Les manifestations de Kara
Parlant justement de Kara, les événements qui se sont déroulés ces derniers mois dans ce fief du pouvoir prouvent à plus d’un titre que la chute de Faure peut aussi passer par le nord. Une partie que le pouvoir considère comme son fief. Encore faut-il que ce soit le cas. Au-delà de simples manifestations estudiantines, les mouvements qui sont devenus si récurrents dans cette localité s’apparentent de plus en plus à des revendications sociales. Une situation tout à fait normale quand on sait que la mauvaise répartition des ressources de l’Etat n’affectent pas que Lomé ou le sud du pays. Elle a bien plus de répercussions sur les populations du nord-Togo. Les Togolais de cette localité, au moment où ils mangent à peine une seule fois par jour, ne peuvent plus longtemps supporter de voir les amis de Faure Gnassingbé s’enrichir, se taper de grandes maisons et acheter de grosses voitures.

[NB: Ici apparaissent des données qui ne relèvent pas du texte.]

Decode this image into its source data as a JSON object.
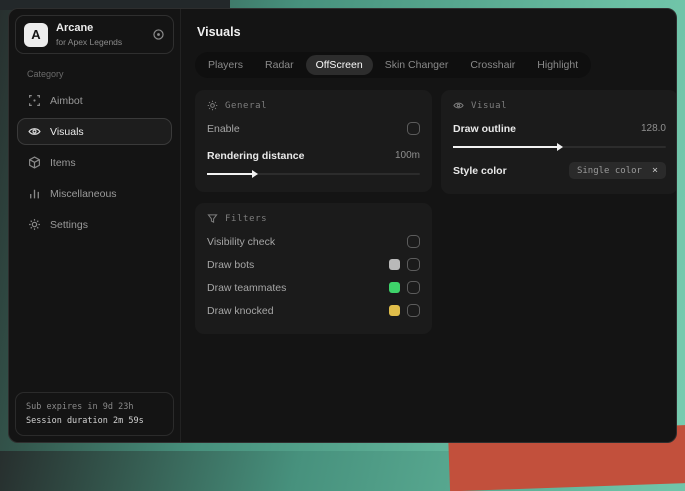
{
  "app": {
    "name": "Arcane",
    "subtitle": "for Apex Legends",
    "logo_letter": "A"
  },
  "sidebar": {
    "category_label": "Category",
    "items": [
      {
        "label": "Aimbot"
      },
      {
        "label": "Visuals"
      },
      {
        "label": "Items"
      },
      {
        "label": "Miscellaneous"
      },
      {
        "label": "Settings"
      }
    ],
    "footer": {
      "line1": "Sub expires in 9d 23h",
      "line2": "Session duration 2m 59s"
    }
  },
  "main": {
    "title": "Visuals",
    "tabs": [
      {
        "label": "Players"
      },
      {
        "label": "Radar"
      },
      {
        "label": "OffScreen"
      },
      {
        "label": "Skin Changer"
      },
      {
        "label": "Crosshair"
      },
      {
        "label": "Highlight"
      }
    ],
    "active_tab": "OffScreen",
    "general": {
      "title": "General",
      "enable_label": "Enable",
      "rendering_distance_label": "Rendering distance",
      "rendering_distance_value": "100m"
    },
    "filters": {
      "title": "Filters",
      "rows": [
        {
          "label": "Visibility check"
        },
        {
          "label": "Draw bots",
          "swatch": "#b9b9b9"
        },
        {
          "label": "Draw teammates",
          "swatch": "#3ed26a"
        },
        {
          "label": "Draw knocked",
          "swatch": "#e0bd4a"
        }
      ]
    },
    "visual": {
      "title": "Visual",
      "draw_outline_label": "Draw outline",
      "draw_outline_value": "128.0",
      "style_color_label": "Style color",
      "style_color_value": "Single color",
      "clear_icon": "×"
    }
  },
  "colors": {
    "swatch_gray": "#b9b9b9",
    "swatch_green": "#3ed26a",
    "swatch_yellow": "#e0bd4a",
    "background_teal": "#57a78f",
    "background_red": "#c2503c"
  }
}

Tôt ou tard, ils finiront par se révolter pour réclamer plus de justice et demander le départ pur et simple de ce régime.
Voilà autant d’éléments qui, pris ensemble, risquent de provoquer la chute précipitée du régime de Faure Gnassingbé. Apparemment, le chef de l’Etat et son entourage ne veulent pas le comprendre. Combien de temps resteront-ils encore au pouvoir en dépit de cette situation délétère que connaît le pays ? Un an, deux ans, trois ans, nul ne le sait. Mais, une chose est sûre. Aucune dictature, quoique cautionnée par une armée de milliers d’hommes, n’est éternelle. Elle finit toujours par tomber.